Use of incompatible displacement modes in a finite element model to analyze the dynamic behavior of unreinforced masonry panels

A finite element model, where a non-conforming quadrilateral element is utilized, capable of analyzing the dynamic nonlinear behavior in a biaxial stress field of unreinforced masonry panels is presented. For the material, the linear elastic-plastic constitutive law is adopted. The formulation for the linear element and the extension for the linear elastic-plastic element are proposed. The solution is carried out by a direct step by step integration procedure in time domain, based on the Newmark method of the equilibrium equations, inclusive of inertial and damping actions, the latter evaluated using the Rayleigh hypothesis. The procedure was implemented in a computer program and verified by the analysis of an unreinforced masonry shear panel, the dynamic behavior of which was analyzed experimentally [1, 2]. The comparisons between the numeric results and laboratory test measurements show good agreement, proving the good performance of the non-conforming quadrilateral element also for time-dependent and markedly nonlinear analyses.

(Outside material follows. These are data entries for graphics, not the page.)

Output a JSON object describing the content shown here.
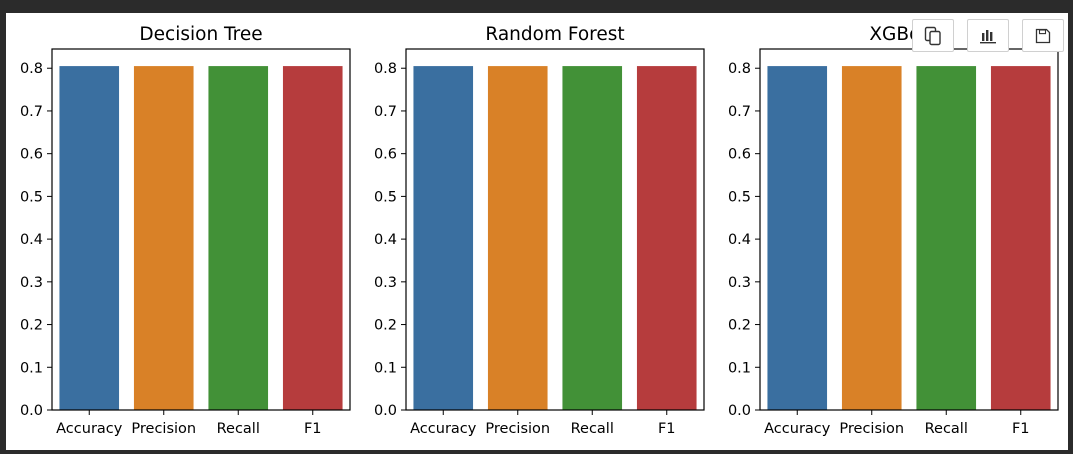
{
  "colors": {
    "accuracy": "#3a6fa0",
    "precision": "#d98127",
    "recall": "#429137",
    "f1": "#b63c3d"
  },
  "toolbar": {
    "icons": [
      "copy-icon",
      "chart-icon",
      "save-icon"
    ]
  },
  "chart_data": [
    {
      "type": "bar",
      "title": "Decision Tree",
      "categories": [
        "Accuracy",
        "Precision",
        "Recall",
        "F1"
      ],
      "values": [
        0.805,
        0.805,
        0.805,
        0.805
      ],
      "ylim": [
        0,
        0.845
      ],
      "yticks": [
        "0.0",
        "0.1",
        "0.2",
        "0.3",
        "0.4",
        "0.5",
        "0.6",
        "0.7",
        "0.8"
      ],
      "grid": false
    },
    {
      "type": "bar",
      "title": "Random Forest",
      "categories": [
        "Accuracy",
        "Precision",
        "Recall",
        "F1"
      ],
      "values": [
        0.805,
        0.805,
        0.805,
        0.805
      ],
      "ylim": [
        0,
        0.845
      ],
      "yticks": [
        "0.0",
        "0.1",
        "0.2",
        "0.3",
        "0.4",
        "0.5",
        "0.6",
        "0.7",
        "0.8"
      ],
      "grid": false
    },
    {
      "type": "bar",
      "title": "XGBoost",
      "categories": [
        "Accuracy",
        "Precision",
        "Recall",
        "F1"
      ],
      "values": [
        0.805,
        0.805,
        0.805,
        0.805
      ],
      "ylim": [
        0,
        0.845
      ],
      "yticks": [
        "0.0",
        "0.1",
        "0.2",
        "0.3",
        "0.4",
        "0.5",
        "0.6",
        "0.7",
        "0.8"
      ],
      "grid": false
    }
  ]
}
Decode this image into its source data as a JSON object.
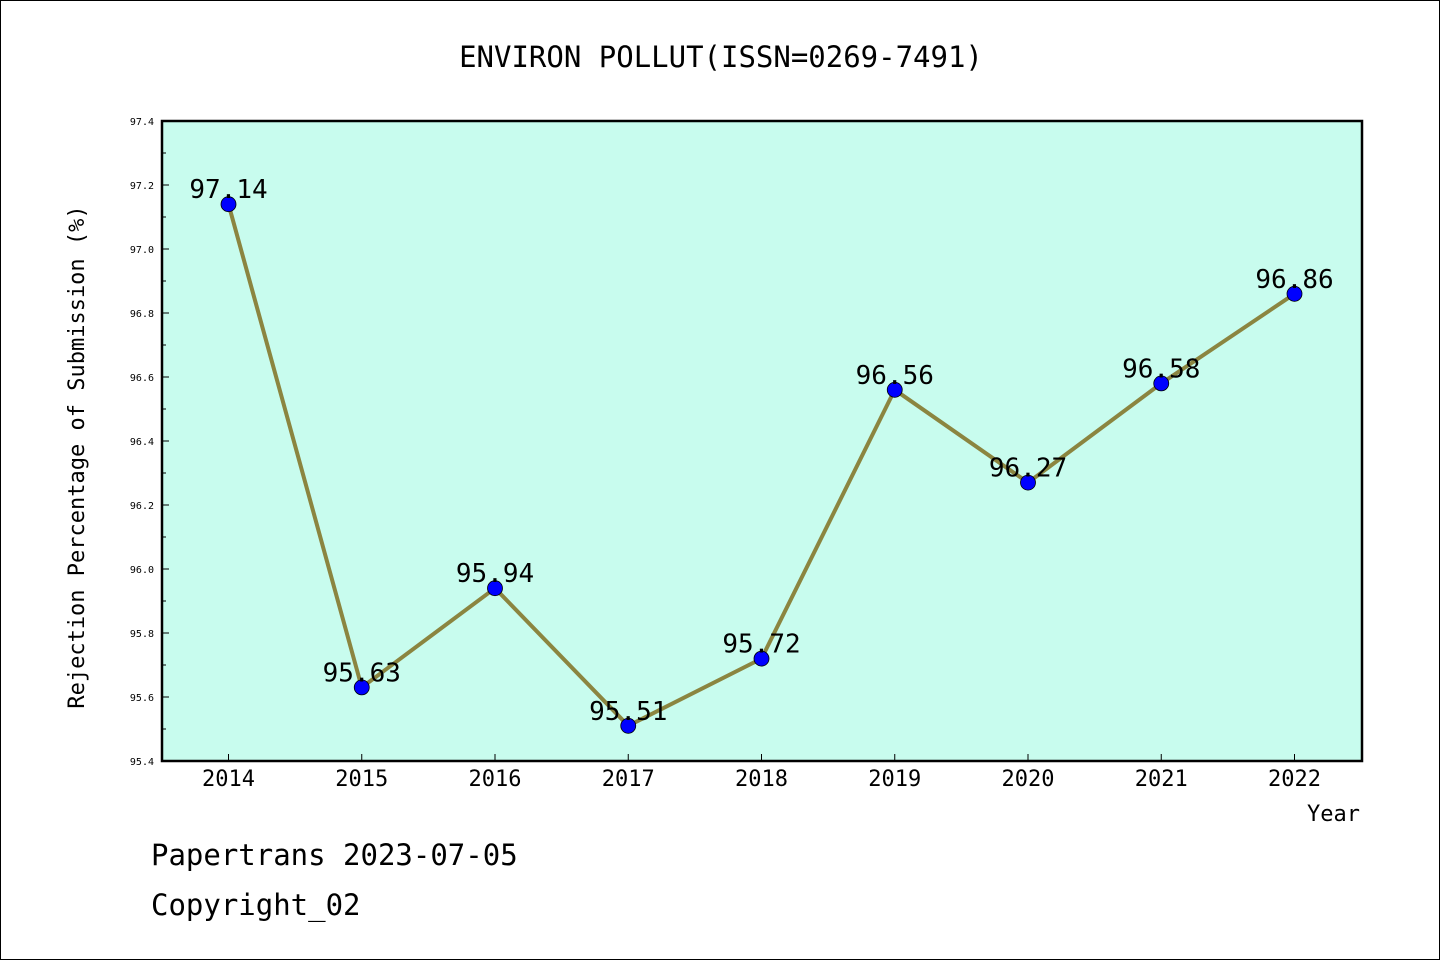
{
  "chart_data": {
    "type": "line",
    "title": "ENVIRON POLLUT(ISSN=0269-7491)",
    "xlabel": "Year",
    "ylabel": "Rejection Percentage of Submission (%)",
    "x": [
      "2014",
      "2015",
      "2016",
      "2017",
      "2018",
      "2019",
      "2020",
      "2021",
      "2022"
    ],
    "values": [
      97.14,
      95.63,
      95.94,
      95.51,
      95.72,
      96.56,
      96.27,
      96.58,
      96.86
    ],
    "data_labels": [
      "97.14",
      "95.63",
      "95.94",
      "95.51",
      "95.72",
      "96.56",
      "96.27",
      "96.58",
      "96.86"
    ],
    "ylim": [
      95.4,
      97.4
    ],
    "yticks": [
      "95.4",
      "95.6",
      "95.8",
      "96.0",
      "96.2",
      "96.4",
      "96.6",
      "96.8",
      "97.0",
      "97.2",
      "97.4"
    ],
    "grid": false,
    "colors": {
      "plot_background": "#c8fcee",
      "line": "#8b8540",
      "marker": "#0000ff"
    }
  },
  "footer": {
    "line1": "Papertrans 2023-07-05",
    "line2": "Copyright_02"
  }
}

In addition, the case of Parma Cathedral Bell-Tower subjected to a dynamic excitation available in literature, was analyzed using the proposed model. The same case was approached by a reliable finite element code [3], using quadratic serendipity elements and a more dense mesh than in the previous analysis. The results, in terms of kinematic parameters, stress and strain fields, etc. obtained by the two models, agree, proving that the use of a non-conforming quadrilateral element leads to analyses which are computationally economical and simple to use in input.